I haven’t had hot water since Sunday. This has meant boiling a lot of kettles and staying stinky a lot longer than I would normally like. On the plus side, it’s been a great excuse to leave the washing up. But now there’s an accumulation of plates and cups so high and precarious that it really shouldn’t be attempted without the guidance of a sherpa. They don’t have many sherpas in Muswell Hill; there isn’t usually the call for them.
Yesterday (realising the hot water wasn’t going to come back by itself) I called the gas company and quoted my landlord’s repair agreement. It’s a boiler and I’ve been here for 3 years: the thing has broken before. I’ve had to make almost exactly this call at least once annually, so I know how it goes. I’ve kept all the paperwork to prove when they’ve last been and everything.

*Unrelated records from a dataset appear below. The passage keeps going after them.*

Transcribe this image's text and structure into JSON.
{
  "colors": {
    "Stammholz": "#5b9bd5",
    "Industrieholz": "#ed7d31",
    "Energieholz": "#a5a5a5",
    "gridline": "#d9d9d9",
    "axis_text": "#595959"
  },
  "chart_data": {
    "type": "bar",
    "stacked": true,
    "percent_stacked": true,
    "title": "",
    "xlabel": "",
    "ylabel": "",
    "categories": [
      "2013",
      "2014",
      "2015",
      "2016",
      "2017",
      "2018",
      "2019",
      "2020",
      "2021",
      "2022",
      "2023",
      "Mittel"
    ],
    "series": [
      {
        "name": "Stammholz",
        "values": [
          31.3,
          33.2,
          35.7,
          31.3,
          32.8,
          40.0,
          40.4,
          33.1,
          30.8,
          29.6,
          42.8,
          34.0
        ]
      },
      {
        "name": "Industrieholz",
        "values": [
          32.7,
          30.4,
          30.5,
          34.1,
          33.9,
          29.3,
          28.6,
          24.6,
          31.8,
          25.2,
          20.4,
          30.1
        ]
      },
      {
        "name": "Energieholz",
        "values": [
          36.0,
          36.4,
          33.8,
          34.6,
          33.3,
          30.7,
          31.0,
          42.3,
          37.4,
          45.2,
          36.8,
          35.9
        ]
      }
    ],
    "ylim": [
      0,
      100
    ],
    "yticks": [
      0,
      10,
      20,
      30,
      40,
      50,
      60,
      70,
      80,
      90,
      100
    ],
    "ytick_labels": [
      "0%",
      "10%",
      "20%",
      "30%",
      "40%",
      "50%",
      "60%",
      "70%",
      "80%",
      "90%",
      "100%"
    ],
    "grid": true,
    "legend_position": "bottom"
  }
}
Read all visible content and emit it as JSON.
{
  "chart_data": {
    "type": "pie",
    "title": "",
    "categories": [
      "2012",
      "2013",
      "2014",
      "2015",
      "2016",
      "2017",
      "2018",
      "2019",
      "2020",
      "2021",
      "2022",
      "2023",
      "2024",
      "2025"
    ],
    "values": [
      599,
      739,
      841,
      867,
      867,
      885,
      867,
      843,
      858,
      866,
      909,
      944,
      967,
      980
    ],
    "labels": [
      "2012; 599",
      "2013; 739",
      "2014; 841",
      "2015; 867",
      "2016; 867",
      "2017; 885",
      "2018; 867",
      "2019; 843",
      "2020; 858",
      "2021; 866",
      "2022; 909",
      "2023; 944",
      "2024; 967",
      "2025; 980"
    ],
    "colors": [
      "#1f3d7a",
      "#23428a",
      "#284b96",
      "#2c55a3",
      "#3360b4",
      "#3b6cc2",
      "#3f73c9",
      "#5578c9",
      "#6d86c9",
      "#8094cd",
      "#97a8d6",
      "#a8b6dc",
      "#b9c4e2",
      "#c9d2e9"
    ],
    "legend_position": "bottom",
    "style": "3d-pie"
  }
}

The gas company surprised me by saying there was no such boiler and no such agreement. “But, the paperwork…” I offered feebly, cartoon stink fumes rising off me as I spoke. Yes, yes, the paperwork. Whatever. I was advised to ask my landlord. I did. He said that he hadn’t cancelled or changed anything since the last callout to this self-same, non-fictitious boiler and would call the company. He did. Then he called me back. I could go ahead and make the appointment as it was a glitch in the company’s matrix and there was a contract and all systems were go. All except my hot water. Still, this felt like progress and eventually I got them to agree to send someone out.
Cut to earlier today, in the hallway of my home, the gas company on the gas man’s mobile and my landlord on mine, both of us having the same conversations. “I was told this.” “Well, I was told that.” Standing in front of the still non-fictitious boiler I was informed, yet again, that it didn’t exist. It had certainly never been worked on by the company. I brought out the company’s own paperwork and pointed at dates and signatures to prove that it wasn’t just a dream I’d had. A really, really boring dream.
The gas man shrugged and started to explain again why he couldn’t work on a ficitious boiler and that he was sorry I didn’t understand… Stinky, tired and really sick of having the same conversation with people who obviously never write anything down or relay information, I snapped. I blew like the fictitious boiler is probably about to do. ”I understand,” I sneered. “Please don’t patronise me.”
I hate rudeness, but I hate it most when it comes from me. The man looked at me like he hated me and to be honest, I wasn’t my own biggest fan at that moment either. He just has to have numbers on a form before he can do things to boilers and the numbers weren’t on the form. That wasn’t his fault. The fact that I’d spoken to his office 3 times the day before and managed to change nothing wasn’t his fault either. But he was there, and I needed him to understand that one of us had been passed the wrong information and it just might be him. All the while, we have no clean plates and people are starting to cross the road when we pass by.
It didn’t give me any pleasure, but maybe now he’ll take me seriously. Maybe now he’ll believe in my boiler. Yeah, right. Whatever.